Chronic kidney disease (CKD) has become a prevalent health condition, affecting roughly 14.3 % of people globally (Liu, 2024; Glassock et al., 2017). This disease imposes substantial economic burdens on both individuals and healthcare systems while significantly diminishing patients' quality of life. Nearly all forms of CKD ultimately progress to renal tubulointerstitial fibrosis (He et al., 2025; Zeng et al., 2025b). The underlying molecular pathways driving this fibrotic process remain incompletely characterized. The elucidation of these mechanisms is essential for developing novel treatment approaches.

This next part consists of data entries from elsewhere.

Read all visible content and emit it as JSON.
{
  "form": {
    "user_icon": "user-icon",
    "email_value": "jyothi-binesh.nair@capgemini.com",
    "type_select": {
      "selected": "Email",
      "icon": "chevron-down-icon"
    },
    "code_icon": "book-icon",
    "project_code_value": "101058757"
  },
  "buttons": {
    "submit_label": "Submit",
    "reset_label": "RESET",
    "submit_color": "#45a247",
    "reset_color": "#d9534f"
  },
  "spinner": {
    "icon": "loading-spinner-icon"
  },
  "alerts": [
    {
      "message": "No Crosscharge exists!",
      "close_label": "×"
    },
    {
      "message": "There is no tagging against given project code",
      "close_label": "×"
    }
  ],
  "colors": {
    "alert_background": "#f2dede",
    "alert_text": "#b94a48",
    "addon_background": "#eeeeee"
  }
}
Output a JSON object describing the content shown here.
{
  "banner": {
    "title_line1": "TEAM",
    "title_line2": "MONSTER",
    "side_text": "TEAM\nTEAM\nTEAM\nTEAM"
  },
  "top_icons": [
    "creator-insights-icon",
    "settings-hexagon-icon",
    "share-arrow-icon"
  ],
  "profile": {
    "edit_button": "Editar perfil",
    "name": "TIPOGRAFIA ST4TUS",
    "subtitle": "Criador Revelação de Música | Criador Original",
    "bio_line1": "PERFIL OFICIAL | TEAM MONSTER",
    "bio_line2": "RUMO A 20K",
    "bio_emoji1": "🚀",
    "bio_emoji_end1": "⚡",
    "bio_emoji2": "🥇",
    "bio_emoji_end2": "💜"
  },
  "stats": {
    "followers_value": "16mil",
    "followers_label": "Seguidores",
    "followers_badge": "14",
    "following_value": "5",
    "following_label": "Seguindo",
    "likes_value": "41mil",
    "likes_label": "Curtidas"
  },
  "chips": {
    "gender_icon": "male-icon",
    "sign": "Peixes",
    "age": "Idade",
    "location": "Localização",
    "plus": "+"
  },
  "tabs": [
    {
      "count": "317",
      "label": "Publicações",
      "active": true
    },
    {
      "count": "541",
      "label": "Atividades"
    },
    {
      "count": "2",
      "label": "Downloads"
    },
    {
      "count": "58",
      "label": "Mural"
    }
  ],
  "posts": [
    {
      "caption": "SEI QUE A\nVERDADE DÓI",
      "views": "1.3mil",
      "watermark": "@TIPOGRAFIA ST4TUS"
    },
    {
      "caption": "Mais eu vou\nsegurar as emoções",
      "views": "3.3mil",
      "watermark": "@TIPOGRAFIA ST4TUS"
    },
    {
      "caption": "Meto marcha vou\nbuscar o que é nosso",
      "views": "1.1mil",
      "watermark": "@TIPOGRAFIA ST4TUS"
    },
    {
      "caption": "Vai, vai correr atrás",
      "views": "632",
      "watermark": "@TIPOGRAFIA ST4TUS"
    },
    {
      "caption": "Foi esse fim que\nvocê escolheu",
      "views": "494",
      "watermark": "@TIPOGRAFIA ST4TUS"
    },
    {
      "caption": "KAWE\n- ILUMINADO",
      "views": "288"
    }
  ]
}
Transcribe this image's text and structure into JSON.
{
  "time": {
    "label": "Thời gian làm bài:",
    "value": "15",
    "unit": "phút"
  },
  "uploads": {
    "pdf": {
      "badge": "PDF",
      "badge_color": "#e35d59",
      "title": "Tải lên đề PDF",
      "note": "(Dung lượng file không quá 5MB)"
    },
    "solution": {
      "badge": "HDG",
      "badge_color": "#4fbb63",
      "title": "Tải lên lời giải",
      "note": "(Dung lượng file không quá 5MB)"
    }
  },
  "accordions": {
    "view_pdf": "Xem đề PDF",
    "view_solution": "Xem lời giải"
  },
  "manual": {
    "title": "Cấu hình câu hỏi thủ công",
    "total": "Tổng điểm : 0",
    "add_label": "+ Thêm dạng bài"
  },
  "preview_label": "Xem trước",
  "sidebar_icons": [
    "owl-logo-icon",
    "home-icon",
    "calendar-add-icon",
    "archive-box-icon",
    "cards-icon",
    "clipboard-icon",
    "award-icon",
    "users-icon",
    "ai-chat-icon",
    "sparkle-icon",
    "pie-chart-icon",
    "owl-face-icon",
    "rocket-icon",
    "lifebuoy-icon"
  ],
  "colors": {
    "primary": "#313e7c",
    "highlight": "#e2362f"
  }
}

Growing research indicates that renal tubular epithelial cells (RTECs), the predominant cellular component of kidney tubules, are intimately linked to overall kidney health. These cells serve as critical mediators of CKD pathogenesis, orchestrating interstitial inflammation and fibrotic changes. NLRP3 belongs to the NOD-like receptor family of pattern recognition receptors (Islamuddin and Qin, 2024). Multiple investigations have demonstrated that elevated expression of NLRP3 and caspase-1 correlates with kidney fibrosis in CKD patients (Tian et al., 2023), suggesting that the NLRP3 inflammasome contributes to fibrotic processes. Additional research has documented increased NLRP3 inflammasome activation in unilateral ureteral obstruction (UUO) and 5/6-nephrectomized mouse models (Hung et al., 2024; Liao et al., 2024). Studies have also shown that anti-IL-1β treatment reduces inflammatory responses in lung and serum while ameliorating kidney fibrosis in mice (Guo et al., 2016). Collectively, these findings indicate that the NLRP3 inflammasome drives inflammatory cascades and contributes to early-stage renal fibrosis. Additionally, our research revealed that the NLRP3 inflammasome modulates mitochondrial function and cell death in cisplatin-induced acute kidney injury models (Luo et al., 2022).

IS is a toxin with such a high binding affinity for proteins that approximately 97 % of that in the body is protein-bound (Rocchetti et al., 2021). This protein modification can compromise normal protein function, potentially resulting in cellular metabolism dysfunction. In patients with CKD, accumulated IS can reach concentrations up to 80 times higher than that found in healthy individuals (Pieniazek et al., 2021). IS within the human body originates from tryptophan metabolism through the indolic pathway (Miao et al., 2024b), which produces both IS and indole-3-acetic acid (IAA) (Addi et al., 2018). These metabolic end products and their intermediates, including kynurenine, quinolinic acid, and kynurenic acid, are all categorized as protein-binding uremic toxins (Rocchetti et al., 2021). At high concentrations, IS has been shown to exert pro-inflammatory and pro-oxidative effects, contributing to the development and progression of comorbidities in patients with CKD (Corradi et al., 2024; Miao et al., 2024a). Despite advances in current therapies, there remains a critical need for safe and effective interventions that can halt or reverse renal damage (Zhao et al., 2024). Recent attention has turned to CH, a hydrogen-enriched coral material with potent antioxidant and anti-inflammatory properties, as a potential renal-protective agent. The incorporation of hydrogen into hemodialysis solutions has been shown to reduce plasma levels of pro-inflammatory markers in hemodialysis patients (Iida et al., 2016) and hepatoprotective effects in alcoholic mice (Wu et al., 2022), suggesting its therapeutic significance for fiborsis disease. Therefore, this study aimed to elucidate the cellular mechanisms by which CH confers protection against renal injury, with a focus on its effects on oxidative stress and the NLRP3 inflammasome pathway in vitro and in vivo.